Après l’érudition de Rachid Brahim-Djelloul, Leïla Bounous porte témoignage de l’émotion des cultures musicales métisses d’aujourd’hui… Quatre ans après la séparation du groupe « Orange Blossom » dont elle était la chanteuse, Leïla Bounous, jeune française de parents d’origine algérienne, travaille aujourd’hui sur un nouveau projet solo. Avec toujours son univers magique et profond, teinté d’électro-rock oriental, elle a ciselé de nouvelles mélodies, et de nouveaux textes dans le dialecte algérois, portés par sa voix envoûtante, tantôt grave, tantôt cristalline.
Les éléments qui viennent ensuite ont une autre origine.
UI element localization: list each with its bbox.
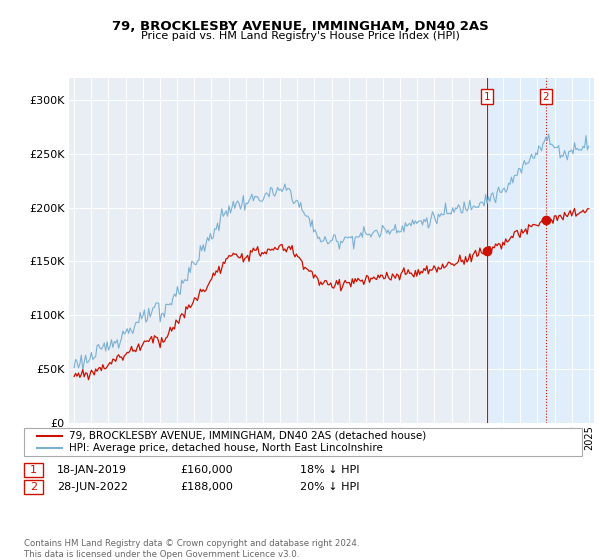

Pour mener à bien ce projet intitulé « La Part du rêve », elle s’est entourée de plusieurs musiciens aux instruments d’horizons différents, dont le oud, le violoncelle, la batterie... Après avoir lancé ce projet sur scène à la Barakson de Rezé ou encore au VIP de Saint-Nazaire, « La Part du Rêve » sera dans les bacs pour la fin de l’année 2012.

Elle nous dit : « je continue avec mes deux bagages, mes deux cultures qui n’en font plus qu’une en moi. Le métissage… oui, c’est grandir ici, et dans le même temps avoir accès à d’autres cultures. Moi aussi, j’aimerais beaucoup chanter un jour un opéra en arabe. »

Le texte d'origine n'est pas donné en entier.